Il nome deriva dal greco "kata pelta", ovvero "attraverso lo
scudo": il pelta è il piccolo scudo di legno e cuoio dei peltasti,
schermagliatori greci. Originariamente infatti la catapulta
scagliava dardi capaci di trapassare le corazze meno robuste.
Con il tempo il termine è passato ad indicare una qualsiasi
macchina che scaglia un oggetto solitamente pietra, ma con
catapulta generalmente ci si riferisce alla macchina da assedio
medioevale, il cui nome specifico è onagro.
Le catapulte venivano solitamente assemblate sul luogo
dell'assedio, e gli eserciti portavano con loro pochi o nessun
pezzo di tale macchina, in quanto il legno era solitamente
disponibile sul posto.
La leva
Una leva è una macchina semplice
che trasforma il movimento ed è
un'applicazione del principio di
equilibrio dei momenti.
Una leva è un'asta rigida capace di
ruotare attorno ad un punto
chiamato fulcro.
I bracci di una leva sono anche
indicati con i termini di bracciopotenza (P) e braccio-resistenza
(R); il primo è il braccio al quale
bisogna applicare una forza per
equilibrare la forza resistente
applicata all'altro braccio.
La vite senza fine
Uno dei più grandi problemi dell’antichità fu quello
di riuscire a far salire l’acqua dai pozzi.

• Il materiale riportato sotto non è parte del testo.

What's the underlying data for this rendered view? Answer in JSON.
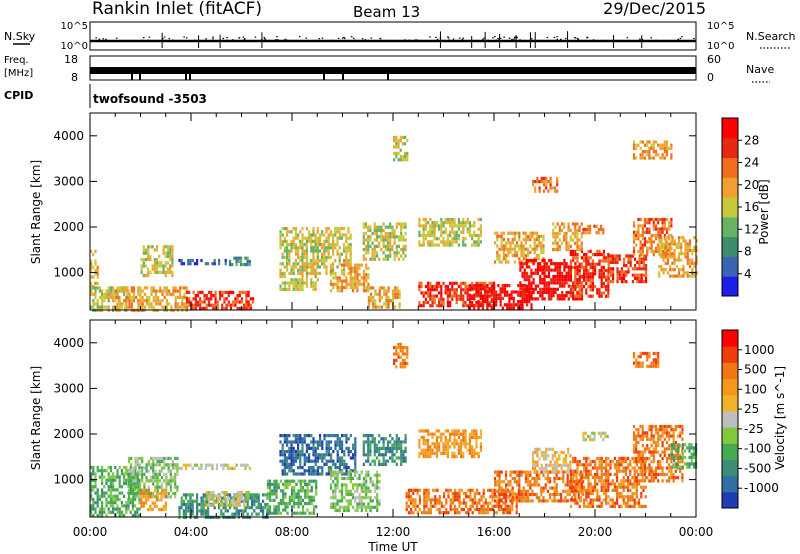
{
  "header": {
    "station": "Rankin Inlet (fitACF)",
    "beam": "Beam 13",
    "date": "29/Dec/2015"
  },
  "top_panels": {
    "nsky_label": "N.Sky",
    "nsky_ticks": [
      "10^5",
      "10^0"
    ],
    "nsearch_label": "N.Search",
    "nsearch_ticks": [
      "10^5",
      "10^0"
    ],
    "freq_label": "Freq.",
    "freq_unit": "[MHz]",
    "freq_ticks": [
      "18",
      "8"
    ],
    "nave_label": "Nave",
    "nave_ticks": [
      "60",
      "0"
    ],
    "cpid_label": "CPID",
    "cpid_value": "twofsound -3503"
  },
  "colors": {
    "power_scale": [
      "#1e1ee6",
      "#3c64b4",
      "#3c8c6e",
      "#64b464",
      "#c8c83c",
      "#f0a030",
      "#f06e1e",
      "#e62814",
      "#ff0000"
    ],
    "velocity_scale": [
      "#1e3cb4",
      "#326ea0",
      "#3c8c78",
      "#46aa50",
      "#82c83c",
      "#bebebe",
      "#f0b428",
      "#f5961e",
      "#f07814",
      "#f03c0a",
      "#ff0000"
    ]
  },
  "chart_data": [
    {
      "type": "heatmap",
      "title": "",
      "xlabel": "",
      "ylabel": "Slant Range [km]",
      "x_ticks": [
        "00:00",
        "04:00",
        "08:00",
        "12:00",
        "16:00",
        "20:00",
        "00:00"
      ],
      "xlim_hours": [
        0,
        24
      ],
      "ylim_km": [
        180,
        4500
      ],
      "y_ticks": [
        1000,
        2000,
        3000,
        4000
      ],
      "colorbar": {
        "label": "Power [dB]",
        "ticks": [
          "28",
          "24",
          "20",
          "16",
          "12",
          "8",
          "4"
        ]
      },
      "patches": [
        {
          "t0": 0.0,
          "t1": 0.3,
          "r0": 700,
          "r1": 1500,
          "level": 5
        },
        {
          "t0": 0.0,
          "t1": 1.5,
          "r0": 180,
          "r1": 700,
          "level": 4
        },
        {
          "t0": 1.0,
          "t1": 3.8,
          "r0": 180,
          "r1": 700,
          "level": 5
        },
        {
          "t0": 3.8,
          "t1": 6.5,
          "r0": 180,
          "r1": 600,
          "level": 7
        },
        {
          "t0": 2.0,
          "t1": 3.3,
          "r0": 900,
          "r1": 1600,
          "level": 4
        },
        {
          "t0": 3.5,
          "t1": 5.5,
          "r0": 1200,
          "r1": 1300,
          "level": 1
        },
        {
          "t0": 5.5,
          "t1": 6.3,
          "r0": 1200,
          "r1": 1350,
          "level": 2
        },
        {
          "t0": 7.5,
          "t1": 9.0,
          "r0": 600,
          "r1": 2000,
          "level": 4
        },
        {
          "t0": 8.8,
          "t1": 10.3,
          "r0": 1000,
          "r1": 2000,
          "level": 4
        },
        {
          "t0": 9.5,
          "t1": 11.0,
          "r0": 600,
          "r1": 1200,
          "level": 5
        },
        {
          "t0": 10.8,
          "t1": 12.5,
          "r0": 1300,
          "r1": 2100,
          "level": 4
        },
        {
          "t0": 11.0,
          "t1": 12.3,
          "r0": 250,
          "r1": 700,
          "level": 5
        },
        {
          "t0": 12.0,
          "t1": 12.6,
          "r0": 3500,
          "r1": 4000,
          "level": 4
        },
        {
          "t0": 13.0,
          "t1": 15.5,
          "r0": 1600,
          "r1": 2200,
          "level": 4
        },
        {
          "t0": 13.0,
          "t1": 16.0,
          "r0": 250,
          "r1": 800,
          "level": 7
        },
        {
          "t0": 15.0,
          "t1": 17.5,
          "r0": 250,
          "r1": 750,
          "level": 8
        },
        {
          "t0": 16.0,
          "t1": 18.0,
          "r0": 1200,
          "r1": 1900,
          "level": 5
        },
        {
          "t0": 17.0,
          "t1": 19.5,
          "r0": 400,
          "r1": 1300,
          "level": 8
        },
        {
          "t0": 19.0,
          "t1": 20.5,
          "r0": 500,
          "r1": 1500,
          "level": 7
        },
        {
          "t0": 18.3,
          "t1": 19.5,
          "r0": 1500,
          "r1": 2100,
          "level": 5
        },
        {
          "t0": 19.5,
          "t1": 20.3,
          "r0": 1900,
          "r1": 2050,
          "level": 6
        },
        {
          "t0": 20.5,
          "t1": 22.0,
          "r0": 800,
          "r1": 1400,
          "level": 7
        },
        {
          "t0": 21.5,
          "t1": 23.0,
          "r0": 1400,
          "r1": 2200,
          "level": 6
        },
        {
          "t0": 22.5,
          "t1": 24.0,
          "r0": 900,
          "r1": 1800,
          "level": 5
        },
        {
          "t0": 21.5,
          "t1": 23.0,
          "r0": 3500,
          "r1": 3900,
          "level": 5
        },
        {
          "t0": 17.5,
          "t1": 18.5,
          "r0": 2800,
          "r1": 3100,
          "level": 6
        }
      ]
    },
    {
      "type": "heatmap",
      "title": "",
      "xlabel": "Time UT",
      "ylabel": "Slant Range [km]",
      "x_ticks": [
        "00:00",
        "04:00",
        "08:00",
        "12:00",
        "16:00",
        "20:00",
        "00:00"
      ],
      "xlim_hours": [
        0,
        24
      ],
      "ylim_km": [
        180,
        4500
      ],
      "y_ticks": [
        1000,
        2000,
        3000,
        4000
      ],
      "colorbar": {
        "label": "Velocity [m s^-1]",
        "ticks": [
          "1000",
          "500",
          "100",
          "25",
          "-25",
          "-100",
          "-500",
          "-1000"
        ]
      },
      "patches": [
        {
          "t0": 0.0,
          "t1": 2.0,
          "r0": 200,
          "r1": 1300,
          "level": 3
        },
        {
          "t0": 1.5,
          "t1": 3.5,
          "r0": 600,
          "r1": 1500,
          "level": 4
        },
        {
          "t0": 2.0,
          "t1": 3.0,
          "r0": 350,
          "r1": 800,
          "level": 7
        },
        {
          "t0": 3.5,
          "t1": 7.0,
          "r0": 200,
          "r1": 700,
          "level": 2
        },
        {
          "t0": 4.5,
          "t1": 6.3,
          "r0": 400,
          "r1": 750,
          "level": 5
        },
        {
          "t0": 3.5,
          "t1": 6.3,
          "r0": 1250,
          "r1": 1350,
          "level": 5
        },
        {
          "t0": 7.5,
          "t1": 10.5,
          "r0": 1100,
          "r1": 2000,
          "level": 1
        },
        {
          "t0": 7.0,
          "t1": 9.0,
          "r0": 250,
          "r1": 1000,
          "level": 3
        },
        {
          "t0": 9.5,
          "t1": 11.5,
          "r0": 350,
          "r1": 1200,
          "level": 4
        },
        {
          "t0": 10.8,
          "t1": 12.5,
          "r0": 1300,
          "r1": 2000,
          "level": 2
        },
        {
          "t0": 12.0,
          "t1": 12.6,
          "r0": 3500,
          "r1": 4000,
          "level": 8
        },
        {
          "t0": 13.0,
          "t1": 15.5,
          "r0": 1500,
          "r1": 2100,
          "level": 7
        },
        {
          "t0": 12.5,
          "t1": 17.0,
          "r0": 250,
          "r1": 800,
          "level": 8
        },
        {
          "t0": 16.0,
          "t1": 19.5,
          "r0": 500,
          "r1": 1200,
          "level": 8
        },
        {
          "t0": 17.5,
          "t1": 19.0,
          "r0": 1200,
          "r1": 1700,
          "level": 6
        },
        {
          "t0": 19.0,
          "t1": 22.0,
          "r0": 400,
          "r1": 1500,
          "level": 8
        },
        {
          "t0": 19.5,
          "t1": 20.5,
          "r0": 1900,
          "r1": 2050,
          "level": 5
        },
        {
          "t0": 21.5,
          "t1": 23.5,
          "r0": 1000,
          "r1": 2200,
          "level": 8
        },
        {
          "t0": 23.0,
          "t1": 24.0,
          "r0": 1300,
          "r1": 1800,
          "level": 3
        },
        {
          "t0": 21.5,
          "t1": 22.5,
          "r0": 3500,
          "r1": 3800,
          "level": 8
        }
      ]
    }
  ]
}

Ad Archimede venne attribuita l’invenzione di un
ingegnosa macchina che permetteva di sollevare
l’acqua con facilità : LA VITE DI ARCHIMEDE.

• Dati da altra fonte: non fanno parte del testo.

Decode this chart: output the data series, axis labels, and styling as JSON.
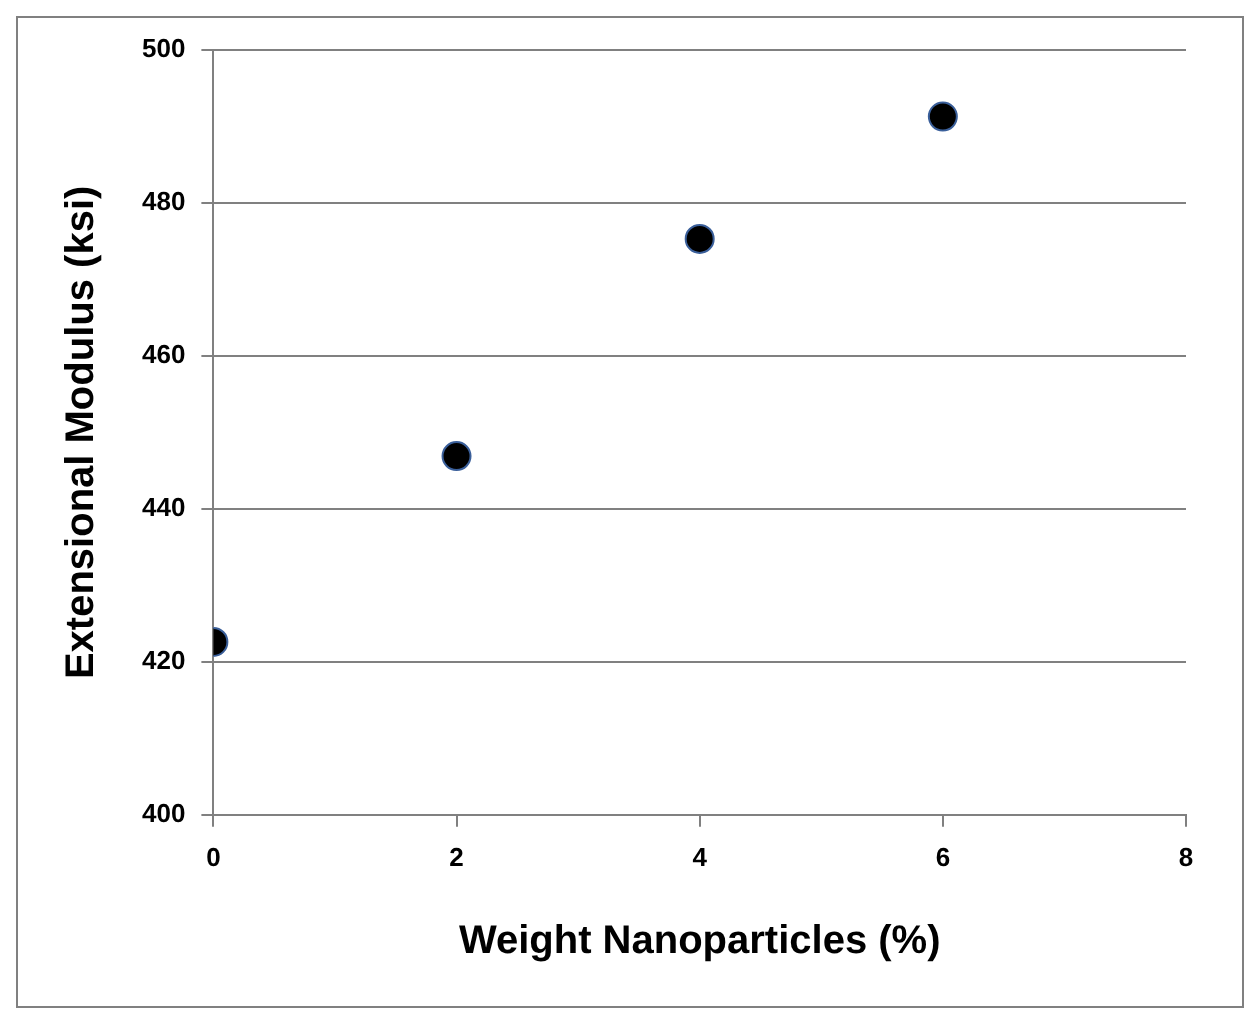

Questo strumento è costituito da un cilindro
all’interno del quale era situata una grossa spirale
di legno; esso veniva collocato inclinato nell’acqua.
Era aperto solo alle estremità, in modo che l’acqua
passando attraverso le volute della spirale,
potesse salire fuoriuscendo dalla sommità del
cilindro.
Azionando una manovella, la spirale spingeva
l’acqua verso l'alto.
L’inclinazione della spirale era regolabile tramite
un argano ma non poteva raggiungere la posizione
verticale perché in tal caso l'acqua sarebbe
ricaduta verso il basso.
L'inganno della corona
Archimede ha fatto una quantità di scoperte straordinarie
ed eccezionalmente geniali. Fra esse voglio parlare
soprattutto di una che porta i segni di una grande
intelligenza. Quando Gerone regnava in Siracusa, per le sue
fortunate imprese volle offrire ad un certo santuario
una corona d'oro che aveva ammirato.
Decise il prezzo dell'opera con un artista
e gli consegnò la quantità di oro necessaria.

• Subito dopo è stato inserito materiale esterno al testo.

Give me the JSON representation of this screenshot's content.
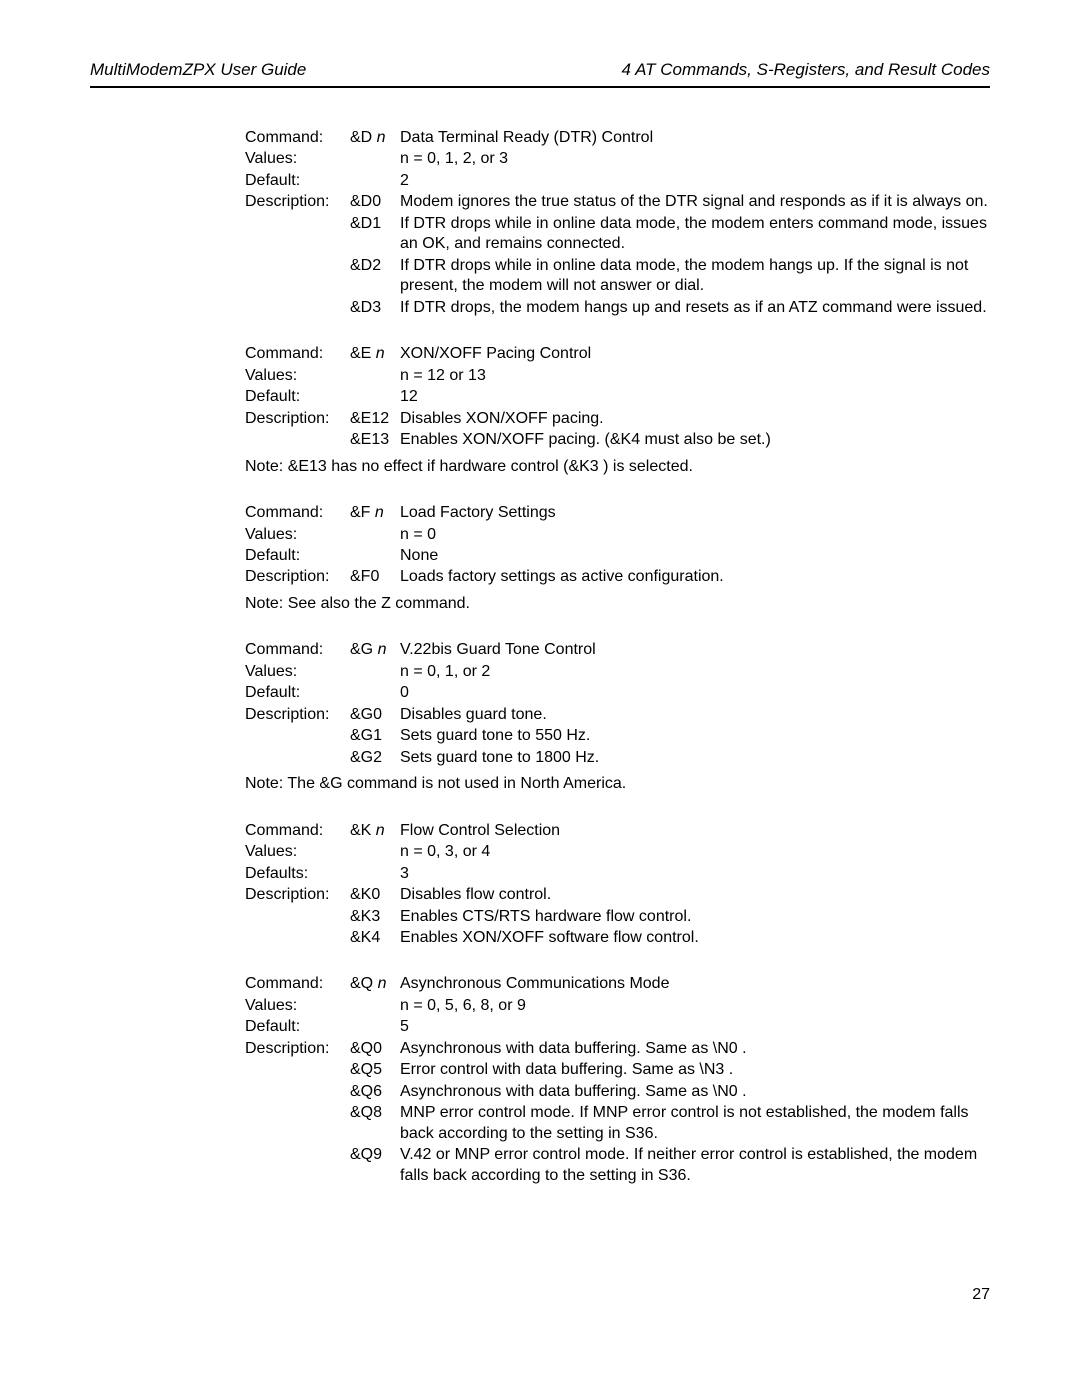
{
  "header": {
    "left": "MultiModemZPX User Guide",
    "right": "4   AT Commands, S-Registers, and Result Codes"
  },
  "page_number": "27",
  "blocks": [
    {
      "cmd_prefix": "&D",
      "title": "Data Terminal Ready (DTR) Control",
      "values": "n = 0, 1, 2, or 3",
      "default_label": "Default:",
      "default_val": "2",
      "desc": [
        {
          "code": "&D0",
          "text": "Modem ignores the true status of the DTR signal and responds as if it is always on."
        },
        {
          "code": "&D1",
          "text": "If DTR drops while in online data mode, the modem enters command mode, issues an OK, and remains connected."
        },
        {
          "code": "&D2",
          "text": "If DTR drops while in online data mode, the modem hangs up. If the signal is not present, the modem will not answer or dial."
        },
        {
          "code": "&D3",
          "text": "If DTR drops, the modem hangs up and resets as if an ATZ command were issued."
        }
      ],
      "note": ""
    },
    {
      "cmd_prefix": "&E",
      "title": "XON/XOFF Pacing Control",
      "values": "n = 12 or 13",
      "default_label": "Default:",
      "default_val": "12",
      "desc": [
        {
          "code": "&E12",
          "text": "Disables XON/XOFF pacing."
        },
        {
          "code": "&E13",
          "text": "Enables XON/XOFF pacing. (&K4  must also be set.)"
        }
      ],
      "note": "Note: &E13 has no effect if hardware control (&K3 ) is selected."
    },
    {
      "cmd_prefix": "&F",
      "title": "Load Factory Settings",
      "values": "n = 0",
      "default_label": "Default:",
      "default_val": "None",
      "desc": [
        {
          "code": "&F0",
          "text": "Loads factory settings as active configuration."
        }
      ],
      "note": "Note: See also the Z command."
    },
    {
      "cmd_prefix": "&G",
      "title": "V.22bis Guard Tone Control",
      "values": "n = 0, 1, or 2",
      "default_label": "Default:",
      "default_val": "0",
      "desc": [
        {
          "code": "&G0",
          "text": "Disables guard tone."
        },
        {
          "code": "&G1",
          "text": "Sets guard tone to 550 Hz."
        },
        {
          "code": "&G2",
          "text": "Sets guard tone to 1800 Hz."
        }
      ],
      "note": "Note: The &G  command is not used in North America."
    },
    {
      "cmd_prefix": "&K",
      "title": "Flow Control Selection",
      "values": "n = 0, 3, or 4",
      "default_label": "Defaults:",
      "default_val": "3",
      "desc": [
        {
          "code": "&K0",
          "text": "Disables flow control."
        },
        {
          "code": "&K3",
          "text": "Enables CTS/RTS hardware flow control."
        },
        {
          "code": "&K4",
          "text": "Enables XON/XOFF software flow control."
        }
      ],
      "note": ""
    },
    {
      "cmd_prefix": "&Q",
      "title": "Asynchronous Communications Mode",
      "values": "n = 0, 5, 6, 8, or 9",
      "default_label": "Default:",
      "default_val": "5",
      "desc": [
        {
          "code": "&Q0",
          "text": "Asynchronous with data buffering. Same as  \\N0 ."
        },
        {
          "code": "&Q5",
          "text": "Error control with data buffering. Same as  \\N3 ."
        },
        {
          "code": "&Q6",
          "text": "Asynchronous with data buffering. Same as  \\N0 ."
        },
        {
          "code": "&Q8",
          "text": "MNP error control mode. If MNP error control is not established, the modem falls back according to the setting in S36."
        },
        {
          "code": "&Q9",
          "text": "V.42 or MNP error control mode. If neither error control is established, the modem falls back according to the setting in S36."
        }
      ],
      "note": ""
    }
  ],
  "labels": {
    "command": "Command:",
    "values": "Values:",
    "description": "Description:",
    "n": "n"
  }
}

A suo tempo la corona finita fu consegnata,
con piena soddisfazione del re, ed anche il peso della
corona risultò coincidere con quello dell'oro.
Più tardi, però, Gerone ebbe motivo di sospettare
che l'artista avesse sottratto una parte dell'oro e
l'avesse sostituita con un ugual peso di argento.
Indignato per l'inganno, ma non riuscendo a trovare il
modo di dimostrarlo, pregò Archimede di studiare la
questione. Un giorno che, tutto preso da questo pensiero,
Archimede era entrato in un bagno, si accorse che mano a
mano che il suo corpo si immergeva, l'acqua traboccava.
Questa osservazione gli diede la soluzione del problema.
Si slanciò fuori dal bagno e tutto emozionato si
precipitò nudo verso casa, gridando con tutte
le forze che aveva trovato quel che cercava: "Eureka! Eureka!".